Marijuana has been documented for its medicinal uses for thousands of years. Although it’s still being officially determined whether or not smoking marijuana is an effective way to manage the side effects of chemotherapy, the chemical compounds in marijuana, cannabinoids, are known to generate positive effects in some people experiencing conditions such as anorexia, nausea and vomiting, pain, insomnia, and depression.

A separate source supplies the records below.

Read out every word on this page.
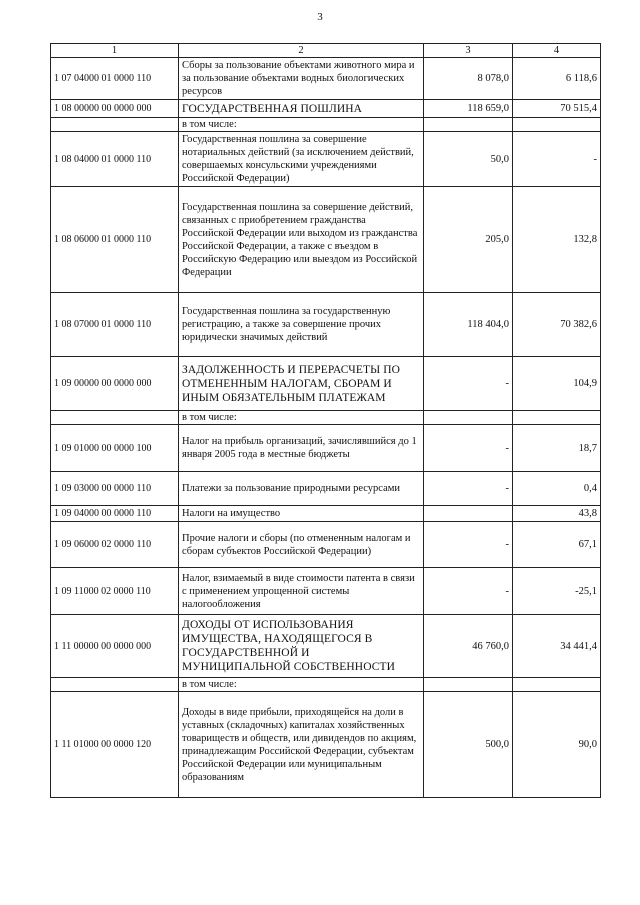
3
1	2	3	4
1 07 04000 01 0000 110	Сборы за пользование объектами животного мира и за пользование объектами водных биологических ресурсов	8 078,0	6 118,6
1 08 00000 00 0000 000	ГОСУДАРСТВЕННАЯ ПОШЛИНА	118 659,0	70 515,4
	в том числе:		
1 08 04000 01 0000 110	Государственная пошлина за совершение нотариальных действий (за исключением действий, совершаемых консульскими учреждениями Российской Федерации)	50,0	-
1 08 06000 01 0000 110	Государственная пошлина за совершение действий, связанных с приобретением гражданства Российской Федерации или выходом из гражданства Российской Федерации, а также с въездом в Российскую Федерацию или выездом из Российской Федерации	205,0	132,8
1 08 07000 01 0000 110	Государственная пошлина за государственную регистрацию, а также за совершение прочих юридически значимых действий	118 404,0	70 382,6
1 09 00000 00 0000 000	ЗАДОЛЖЕННОСТЬ И ПЕРЕРАСЧЕТЫ ПО ОТМЕНЕННЫМ НАЛОГАМ, СБОРАМ И ИНЫМ ОБЯЗАТЕЛЬНЫМ ПЛАТЕЖАМ	-	104,9
	в том числе:		
1 09 01000 00 0000 100	Налог на прибыль организаций, зачислявшийся до 1 января 2005 года в местные бюджеты	-	18,7
1 09 03000 00 0000 110	Платежи за пользование природными ресурсами	-	0,4
1 09 04000 00 0000 110	Налоги на имущество		43,8
1 09 06000 02 0000 110	Прочие налоги и сборы (по отмененным налогам и сборам субъектов Российской Федерации)	-	67,1
1 09 11000 02 0000 110	Налог, взимаемый в виде стоимости патента в связи с применением упрощенной системы налогообложения	-	-25,1
1 11 00000 00 0000 000	ДОХОДЫ ОТ ИСПОЛЬЗОВАНИЯ ИМУЩЕСТВА, НАХОДЯЩЕГОСЯ В ГОСУДАРСТВЕННОЙ И МУНИЦИПАЛЬНОЙ СОБСТВЕННОСТИ	46 760,0	34 441,4
	в том числе:		
1 11 01000 00 0000 120	Доходы в виде прибыли, приходящейся на доли в уставных (складочных) капиталах хозяйственных товариществ и обществ, или дивидендов по акциям, принадлежащим Российской Федерации, субъектам Российской Федерации или муниципальным образованиям	500,0	90,0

These positive effects may seem favorable for some patients undergoing chemotherapy. Many patients lose their desire to eat and experience nausea and vomiting. Others develop a condition called cachexia, in which they lose a significant portion of their body weight, both fat and muscle. This condition, especially when combined with the loss of appetite and nausea, may cause those being treated for cancer to feel physically weak and emotionally drained. The National Cancer Institute (NCI) explains that maintaining an adequate weight and absorbing sufficient nutrients can help patients feel, look, and function better and may even help their bodies tolerate cancer therapy.
In order to combat the harsh side effects of chemotherapy, patients are given drugs called antiemetics in order to reduce nausea and increase appetite. While the United States Food and Drug Administration (FDA) hasn’t approved the use of marijuana to treat any medical condition, it has approved the use of prescription cannabinoids, dronabinol and nabilone, for the management of nausea and vomiting caused by chemotherapy. These drugs either contain or resemble THC (delta-9-tetrahydrocannabinol), one of the main cannabinoids in marijuana. THC aids in pain relief and reducing nausea, but it’s also psychoactive, meaning it causes a “high.” This potential to cause a “high” may seem uncomfortable for some patients and is of more concern for patients dealing with mania, depression, or other mental illnesses. Other adverse effects such as increased heart rate and decreased blood pressure have been reported, indicating a need to have meaningful conversations with a health care provider before taking these prescription drugs.
While these prescription cannabinoids are now available for chemotherapy patients, some people may still feel that this form of THC isn’t as effective as smoking marijuana in its natural, plant form. This might be because one of the other main cannabinoids of marijuana, cannabidiol, isn’t contained in the prescription cannabinoids. Cannabidiol has anti-anxiety effects that some patients find helpful, but smoking marijuana contains its own set of possible risks. Studies have provided evidence that smoking marijuana may cause cancer, but this still needs to be further validated. Additionally, research is still inconclusive if smoking marijuana is viable for treating the side effects caused by chemotherapy. This effort is further exacerbated by the fact that marijuana is still classified as a Schedule I drug by the Drug Enforcement Administration (DEA) and is federally still considered illegal, making any clinical studies involving its use an arduous task. To further complicate matters, laws on using marijuana either medically or recreationally vary state-by-state, limiting its accessibility based upon location. Still, preclinical evidence and anecdotes from patients show promise for marijuana in managing chemotherapy.
While smoking marijuana still needs more evidence as an effective treatment for managing chemotherapy side effects, THC-derived drugs such as dronabinol and nabilone are approved.